Your Worst Customer is Your Best Friend
Huh? How can that be? Well, according to the book What Would Google Do?, in a “google universe” most information is both public and transparent. That means you can save a lot of anxious moments down the road (not to mention revenues) by knowing your worst customers and finding out what they have to say. Imagine a world where customers could not pan your products or services with a few clicks of the mouse. A world where bad product and service reviews could not be easily tracked or discovered. In that world, negative news would spread slowly and stealthily by word of mouth and, by the time you found out about it, it could be too late (and infinitely more expensive) to fix.
What’s the lesson here? Leverage the Web and social media tools to get as much feedback from your customers as possible. Give your worst customers the opportunity to speak up quickly and easily so you can fix their grievances in the same fashion.

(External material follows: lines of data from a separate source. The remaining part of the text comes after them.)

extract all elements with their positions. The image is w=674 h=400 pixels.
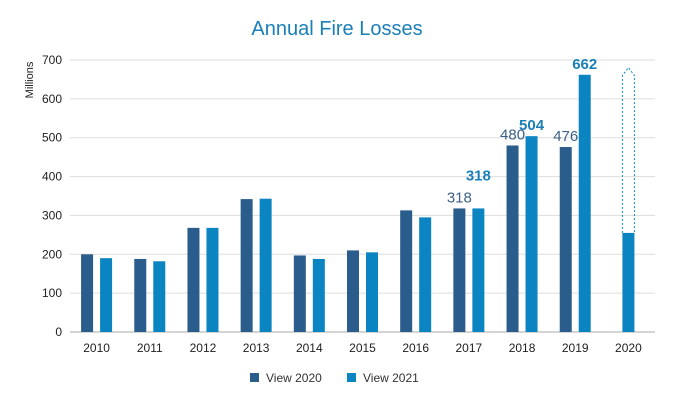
bar-view-2020-2015 [347,250,359,332]
y-tick-label: 0 [55,325,62,339]
y-tick-label: 100 [42,286,62,300]
x-tick-label: 2018 [509,341,536,355]
y-tick-label: 600 [42,92,62,106]
x-tick-label: 2017 [456,341,483,355]
bar-view-2021-2017 [472,208,485,332]
bar-view-2020-2013 [240,199,253,332]
bar-view-2020-2018 [506,145,519,332]
bar-view-2020-2014 [293,255,306,332]
bar-view-2021-2011 [153,261,166,332]
bar-view-2020-2019 [559,147,572,332]
legend-swatch-view-2020 [250,373,259,382]
legend-label-view-2020: View 2020 [266,371,322,385]
y-tick-label: 700 [42,53,62,67]
x-tick-label: 2014 [296,341,323,355]
bar-view-2021-2010 [100,258,113,332]
bar-view-2020-2012 [187,227,200,332]
bars [81,66,635,332]
bar-view-2020-2011 [134,258,147,332]
x-tick-labels: 2010 2011 2012 2013 2014 2015 2016 2017 2018 2019… [83,341,642,355]
x-tick-label: 2019 [562,341,589,355]
y-tick-label: 200 [42,247,62,261]
data-label-view-2020-2019: 476 [553,128,578,145]
x-tick-label: 2011 [137,341,163,355]
data-label-view-2020-2017: 318 [447,189,472,206]
x-tick-label: 2016 [402,341,429,355]
y-tick-label: 300 [42,208,62,222]
bar-view-2020-2016 [400,210,413,332]
bar-view-2021-2016 [419,217,432,332]
chart-title: Annual Fire Losses [251,18,422,40]
bar-view-2021-2012 [206,227,219,332]
x-tick-label: 2012 [190,341,217,355]
x-tick-label: 2013 [243,341,270,355]
legend-swatch-view-2021 [347,373,356,382]
bar-view-2021-2014 [312,258,325,332]
x-tick-label: 2010 [83,341,110,355]
y-tick-label: 500 [42,131,62,145]
bar-view-2021-2015 [366,252,378,332]
y-tick-labels: 0 100 200 300 400 500 600 700 [42,53,62,339]
bar-view-2021-2013 [259,198,272,332]
data-label-view-2021-2018: 504 [519,117,545,134]
projection-outline-2020 [621,66,635,233]
y-axis-label: Millions [24,61,36,98]
data-label-view-2020-2018: 480 [500,126,525,143]
legend: View 2020 View 2021 [250,371,419,385]
x-tick-label: 2015 [349,341,376,355]
bar-view-2021-2018 [525,136,538,332]
legend-label-view-2021: View 2021 [363,371,419,385]
bar-view-2020-2017 [453,208,466,332]
y-tick-label: 400 [42,170,62,184]
gridlines [70,59,655,333]
bar-view-2020-2010 [81,254,94,332]
x-tick-label: 2020 [615,341,642,355]
data-label-view-2021-2019: 662 [572,56,597,73]
bar-view-2021-2020 [622,232,635,332]
bar-view-2021-2019 [578,74,591,332]
data-label-view-2021-2017: 318 [466,167,491,184]
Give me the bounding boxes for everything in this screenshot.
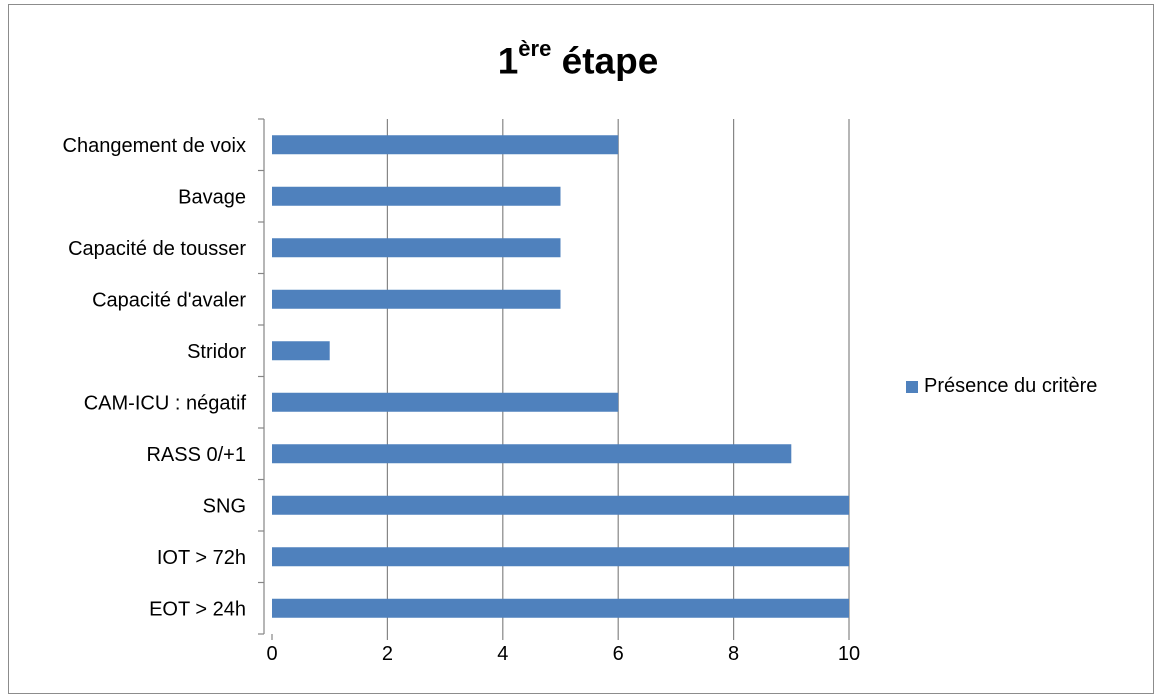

Here is author Jeff Jarvis’s description of a restaurant run according to Googlethink. Once you read it, ask yourself how it applies to your business. What can you do to find your worst customers/best friends?
“What would a restaurant run according to Googlethink look like—other than being decorated in garish primary colors with a neon sign, big balls for seats, and Fruit Loops and M&Ms on every table?
Imagine instead a restaurant—any restaurant—run on openness and data. Say we pick up the menu and see exactly how many people had ordered each dish. Would that influence our choice? It would help us discover the restaurant’s true specialties (the reason people come here must be the crab cakes) and perhaps make new discoveries (the 400 people who ordered the Hawaiian pizza last month can’t all be wrong??? Can they?).
If a restaurateur were true to Googlethink, she would hunger for more data. Why not survey diners at the end of the meal? That sounds frightening—what if they hate the calamari?—but there’s little to fear. If the squid is bad and the chef can hear her customers say so, she’ll 86 it off the menu and make something better. Everybody wins. She’ll also impress customers with her eagerness to hear their opinions. This beats wandering around the tables, randomly asking how things are (as a diner, I find it awkward and ungracious to complain; it’s like carping about Grandmother’s cranberry sauce on Thanksgiving). Why not just ask the question and give everyone the means to answer? Your worst diner could be your best friend.”